Legally billed

by Jolyon on 24 March, 2006

David Giacalone, one of my favourite bloggers, combining as he does wizard legal comment with effortless haiku mastery, has a most amusing take on the hourly charge -v- value billing debate. A babysitter proposes that instead of a flat hourly fee for looking after 5 kids, aged 3-13, she charge by how much different activities are worth to the parents:

Here are some of the things that I do or might do while babysitting that I believe are especially valuable and useful for you as parents and for your children. Next to each is my proposed “value-added fee.”

Get Chubby Cathy to bed with only 1 snack [$5]

Show 4th-grader Mikey a Memory Trick for vocabulary and multiplication tables (invaluable for standardized tests) [$20]

Keep Mikey from staring at my chest [$12]

Secretly decode IM messages between Sadie and her girlfriends [$10]

Stop Sadie from sneaking out her window to meet boyfried Butch [$50]

Stop Butch from climbing into Sadie’s bedroom window [$70]

Mediate X-box sharing schedule [$10]

Keep my younger brother from eating all your cookies and ice cream [$6]

Stop Jack Jr. from beating Mikey to a pulp [$15]

Rescue baby Anny from swimming pool [$500]

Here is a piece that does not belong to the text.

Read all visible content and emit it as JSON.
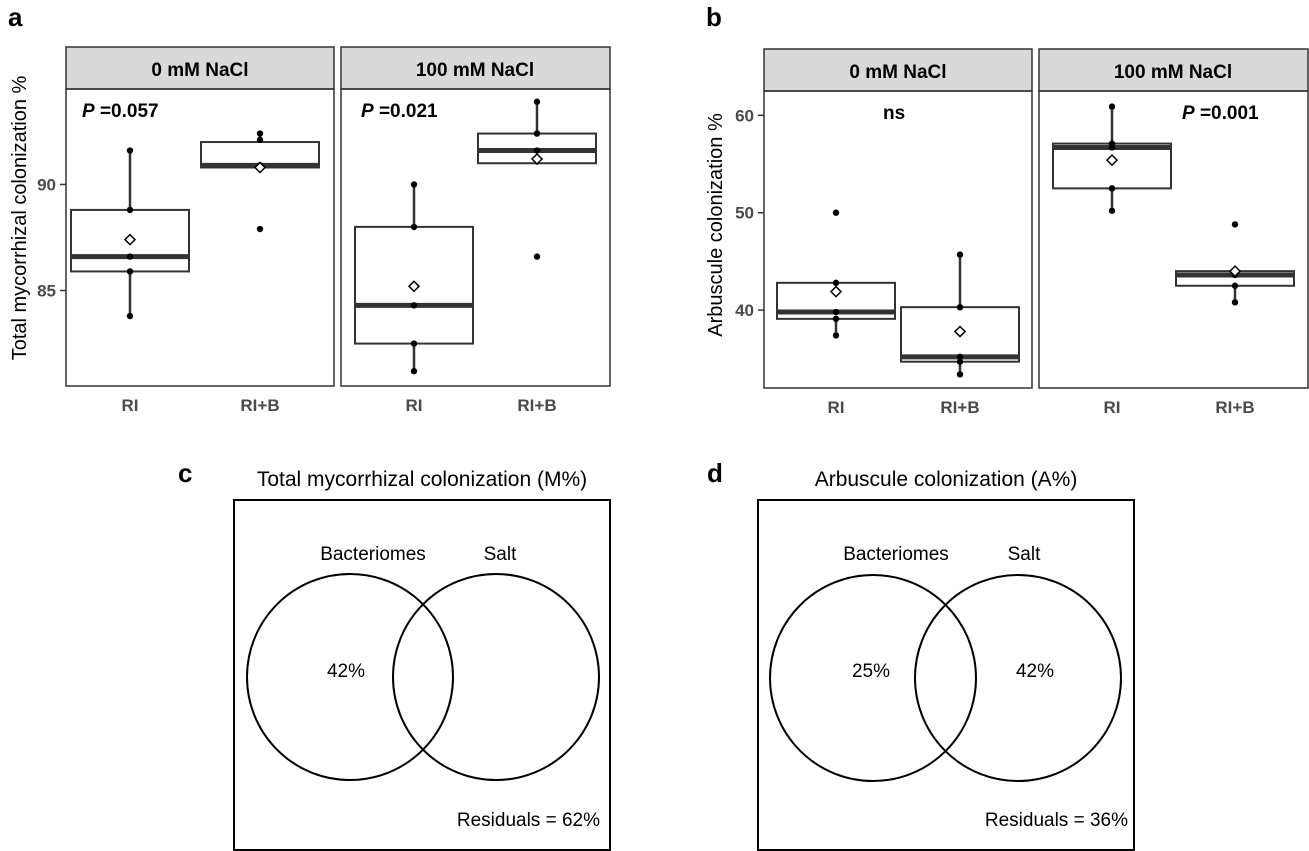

It’s good, and topical enough for American lawyers, where VB is all the rage now at the consumer end, at least. David – and I completely agree – takes a rather more cynical view:

As agent of reality, and consumer advocate, I must often tell my colleagues two things they don’t want to hear: First, in general, attorney services are worth a whole lot less (add a lot less value) now that consumers can read and write and technology makes it possible to provide legal services far more quickly and efficiently (or through self-help); and Second, there are over one million attorneys in the USA and they are all looking to make a buck. These factors can’t be avoided by coming up with new ways to “sell” and “price” the product or to push back market forces and the tide of history.

When I consulted my sophisticated-US-buyers-of-legal-services-clients as to whether they would prefer me to offer some form of value billing they were very definite in telling me that this did not suit them and they wanted me to stick with the hourly rate for the litigation work that I do for them.